Het onderzoek in de regeneratieve geneeskunde is erop gericht om nieuwe behandelingen te ontwikkelen die slim gebruik maken van het zelf-herstellend vermogen van het lichaam. We richten ons hierbij op drie onderzoeksgebieden:
- Regeneratie van hart- en vaatweefsel
- Regeneratie van spier- en skeletweefsel
- Stamcelbiologie en organoïden
Bijzondere onderzoekstechnieken
Organen en levende weefsels hebben een zeer complexe structuur. Het is eigenlijk niet mogelijk om die te reproduceren met bestaande technologie op het gebied van ‘tissue engineering’.
In de ‘Utrecht Biofabrication Faciliteit’ worden levende cellen geprint in materialen die weefselregeneratie mogelijk maken. Biofabricatie wordt gebruikt om verschillende soorten weefsel te maken, waaronder lever-, nier- en hartspier- en kraakbeenweefsel. Ook wordt de techniek ingezet om hele gewrichten te printen.
Een belangrijke ontwikkeling op het gebied van biofabrication is de ontwikkeling van zogenaamde bioinkt. Bioinkt is een materiaal dat levende cellen bevat. Met bioinkt kunnen laagje voor laagje complexe 3D weefsels worden geprint. Op deze manier kunnen verschillende celtypes naast elkaar komen te liggen, met als resultaat dat het geprinte ‘weefsel’ zo goed mogelijk lijkt op de complexe weefsels en organen in ons lichaam.
Stamcellen kunnen structureel bijdragen aan herstel van weefsel en organen, en daarnaast scheiden ze ook celproducten, waaronder kleine celblaasjes (extracellulaire vesicles / exosomen) uit die weefselherstel kunnen stimuleren. Binnen het RMCU vormt het onderzoek aan deze celblaasjes een belangrijke pijler. Er wordt onderzoek gedaan naar hoe celblaasjes uit stamcellen ontwikkeld kunnen worden tot een regeneratieve therapie bij hart- nier en botschade. Daarnaast onderzoeken we hoe de stimulatie van herstel door die blaasjes precies werkt, en hoe dat verbeterd kan worden.
Organoïden kunnen gemaakt worden van stamcellen die afkomstig zijn uit een orgaan. Uit een biopt dat bij een patiënt is afgenomen wordt in het laboratorium vanuit deze stamcellen een mini-orgaan oftewel een organoïde gekweekt. Deze lijken op het oorspronkelijke orgaan, maar dan in hele kleine vorm; een organoïde is namelijk maar een paar millimeter groot.
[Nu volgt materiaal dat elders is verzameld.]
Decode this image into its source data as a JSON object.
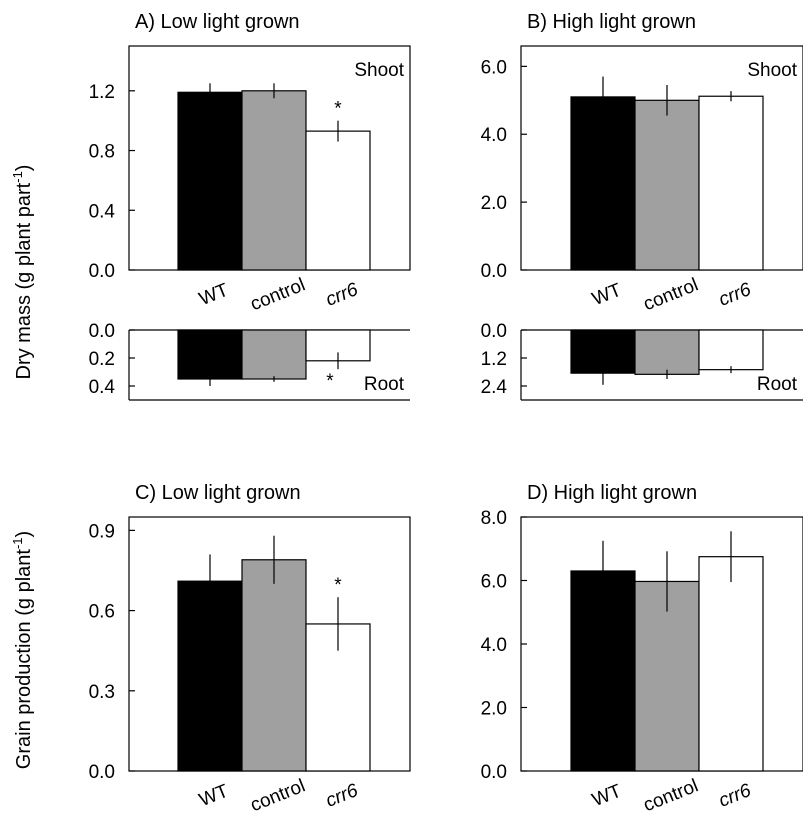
{
  "figure": {
    "ylabel_dry_mass": "Dry mass (g plant part",
    "ylabel_dry_mass_sup": "-1",
    "ylabel_dry_mass_end": ")",
    "ylabel_grain": "Grain production (g plant",
    "ylabel_grain_sup": "-1",
    "ylabel_grain_end": ")"
  },
  "colors": {
    "WT": "#000000",
    "control": "#a0a0a0",
    "crr6": "#ffffff"
  },
  "chart_data": [
    {
      "id": "A_shoot",
      "type": "bar",
      "title": "A) Low light grown",
      "panel_label": "Shoot",
      "categories": [
        "WT",
        "control",
        "crr6"
      ],
      "values": [
        1.19,
        1.2,
        0.93
      ],
      "errors": [
        0.06,
        0.05,
        0.07
      ],
      "significance": [
        "",
        "",
        "*"
      ],
      "ylim": [
        0,
        1.5
      ],
      "ticks": [
        "0.0",
        "0.4",
        "0.8",
        "1.2"
      ],
      "tick_values": [
        0,
        0.4,
        0.8,
        1.2
      ]
    },
    {
      "id": "A_root",
      "type": "bar",
      "panel_label": "Root",
      "categories": [
        "WT",
        "control",
        "crr6"
      ],
      "values": [
        0.35,
        0.35,
        0.22
      ],
      "errors": [
        0.05,
        0.02,
        0.06
      ],
      "significance": [
        "",
        "",
        "*"
      ],
      "ylim": [
        0,
        0.5
      ],
      "inverted": true,
      "ticks": [
        "0.0",
        "0.2",
        "0.4"
      ],
      "tick_values": [
        0,
        0.2,
        0.4
      ]
    },
    {
      "id": "B_shoot",
      "type": "bar",
      "title": "B) High light grown",
      "panel_label": "Shoot",
      "categories": [
        "WT",
        "control",
        "crr6"
      ],
      "values": [
        5.1,
        5.0,
        5.12
      ],
      "errors": [
        0.6,
        0.45,
        0.15
      ],
      "significance": [
        "",
        "",
        ""
      ],
      "ylim": [
        0,
        6.6
      ],
      "ticks": [
        "0.0",
        "2.0",
        "4.0",
        "6.0"
      ],
      "tick_values": [
        0,
        2,
        4,
        6
      ]
    },
    {
      "id": "B_root",
      "type": "bar",
      "panel_label": "Root",
      "categories": [
        "WT",
        "control",
        "crr6"
      ],
      "values": [
        1.85,
        1.9,
        1.7
      ],
      "errors": [
        0.5,
        0.2,
        0.15
      ],
      "significance": [
        "",
        "",
        ""
      ],
      "ylim": [
        0,
        3.0
      ],
      "inverted": true,
      "ticks": [
        "0.0",
        "1.2",
        "2.4"
      ],
      "tick_values": [
        0,
        1.2,
        2.4
      ]
    },
    {
      "id": "C_grain",
      "type": "bar",
      "title": "C) Low light grown",
      "categories": [
        "WT",
        "control",
        "crr6"
      ],
      "values": [
        0.71,
        0.79,
        0.55
      ],
      "errors": [
        0.1,
        0.09,
        0.1
      ],
      "significance": [
        "",
        "",
        "*"
      ],
      "ylim": [
        0,
        0.95
      ],
      "ticks": [
        "0.0",
        "0.3",
        "0.6",
        "0.9"
      ],
      "tick_values": [
        0,
        0.3,
        0.6,
        0.9
      ]
    },
    {
      "id": "D_grain",
      "type": "bar",
      "title": "D) High light grown",
      "categories": [
        "WT",
        "control",
        "crr6"
      ],
      "values": [
        6.3,
        5.97,
        6.75
      ],
      "errors": [
        0.95,
        0.95,
        0.8
      ],
      "significance": [
        "",
        "",
        ""
      ],
      "ylim": [
        0,
        8.0
      ],
      "ticks": [
        "0.0",
        "2.0",
        "4.0",
        "6.0",
        "8.0"
      ],
      "tick_values": [
        0,
        2,
        4,
        6,
        8
      ]
    }
  ]
}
Deze technologie bestaat pas sinds 2009 en is door Prof. dr. Hans Clevers van het Hubrecht Instituut ontwikkeld, zij maakten als eerste organoïden van de dunne darm.
Door in wetenschappelijk onderzoek gebruik te maken van organoïden wordt meer inzicht verkregen in de ontwikkeling en werking van organen. Ook is het mogelijk om door middel van organoïden te zien hoe een ziekte zich bij een individuele patiënt ontwikkelt en welke medicatie wel of niet aanslaat specifiek bij die persoon. In Utrecht worden organoïden onder andere gebruikt bij onderzoek naar taaislijmziekte, borstkanker, lever-, nier- en darmziekten.